Portfolio managers of the Commercial Real Estate ETF are Morris Chen, who heads DoubleLine's Commercial Mortgage-Backed Securities and Commercial Real Estate Debt team; Mark Cho, Portfolio Manager responsible for the team's CMBS credit platform; and Robert Stanbrook, Portfolio Manager responsible for the team's CRE loan platform as well as its investments in CRE CLOs.
The CMBS and CRE Debt team expects to invest the Commercial Real Estate ETF primarily in instruments rated AAA to A- by S&P, at the time of purchase, or the equivalent by any other nationally recognized statistical rating organization.
Under normal market conditions, the portfolio managers seek to construct an investment portfolio with a dollar-weighted average effective duration of three years or less.
About DoubleLine
DoubleLine ETF Adviser LP, adviser to the Commercial Real Estate ETF, is an investment adviser registered under the Investment Advisers Act of 1940. DoubleLine's offices can be reached by telephone at (813) 791-7333 or by email at [email protected]. Media can reach DoubleLine by email at [email protected]. DoubleLine® is a registered trademark of DoubleLine Capital LP.
The Fund's investment objectives, risks, charges and expenses must be considered carefully before investing. The statutory and summary prospectus contain this and other important information about the investment company, and may be obtained by calling (855) 937-0772, or visiting www.doubleline.com. Read them carefully before investing.
Risk Disclosure
Investing involves risk. Principal loss is possible. Equities may decline in value due to both real and perceived general market, economic and industry conditions.
ETF investments involve additional risks such as the market price trading at a discount to its net asset value, an active secondary trading market may not develop or be maintained, or trading may be halted by the exchange in which they trade, which may impact a fund's ability to sell its shares.

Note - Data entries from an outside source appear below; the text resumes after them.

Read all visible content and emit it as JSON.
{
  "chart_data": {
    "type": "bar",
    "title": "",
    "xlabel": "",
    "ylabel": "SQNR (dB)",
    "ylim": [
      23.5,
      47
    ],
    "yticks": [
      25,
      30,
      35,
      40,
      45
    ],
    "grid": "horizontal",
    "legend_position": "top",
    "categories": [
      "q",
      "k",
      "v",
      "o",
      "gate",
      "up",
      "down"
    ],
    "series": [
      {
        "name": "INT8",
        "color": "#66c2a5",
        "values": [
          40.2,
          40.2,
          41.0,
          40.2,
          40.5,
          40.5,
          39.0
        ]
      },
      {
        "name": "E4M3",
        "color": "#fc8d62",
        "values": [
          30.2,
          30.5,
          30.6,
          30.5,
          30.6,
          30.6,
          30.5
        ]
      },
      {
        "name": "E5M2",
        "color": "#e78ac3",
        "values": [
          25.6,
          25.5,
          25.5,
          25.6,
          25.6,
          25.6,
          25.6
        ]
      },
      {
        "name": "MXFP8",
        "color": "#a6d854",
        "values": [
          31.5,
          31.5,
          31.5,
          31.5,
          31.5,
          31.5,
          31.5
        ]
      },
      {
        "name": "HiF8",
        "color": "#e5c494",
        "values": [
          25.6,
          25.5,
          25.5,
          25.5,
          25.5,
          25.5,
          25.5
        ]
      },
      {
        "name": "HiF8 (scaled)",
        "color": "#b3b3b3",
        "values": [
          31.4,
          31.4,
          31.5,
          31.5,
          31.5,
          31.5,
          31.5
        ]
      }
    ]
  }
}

Investments in debt securities change in value because of changes in interest rates. The value of an instrument with a longer duration (whether positive or negative) will be more sensitive to changes in interest rates than a similar instrument with a shorter duration. There is the risk that the Fund may be unable to sell a portfolio investment at a desirable time or at the value the Fund has placed on the investment. Illiquidity may be the result of, for example, low trading volume, lack of a market maker, or contractual or legal restrictions that limit or prevent the Fund from selling securities or closing derivative positions. There is risk that borrowers may default on their mortgage obligations or the guarantees underlying the mortgage-backed securities will default or otherwise fail and that, during periods of falling interest rates, mortgage-backed securities will be called or prepaid, which may result in the Fund having to reinvest proceeds in other investments at a lower interest rate. Derivatives involve special risks including correlation, counterparty, liquidity, operational, accounting and tax risks. These risks, in certain cases, may be greater than the risks presented by more traditional investments.
The Fund is a "non-diversified" investment company and therefore may invest a greater percentage of its assets in the securities of a single issuer or a limited number of issuers than funds that are "diversified." Accordingly, the Fund is more susceptible to risks associated with a single economic political or regulatory occurrence than a diversified fund might be.
DoubleLine ETFs are distributed by Foreside Fund Distributors, LLC. DoubleLine® is a registered trademark of DoubleLine Capital LP.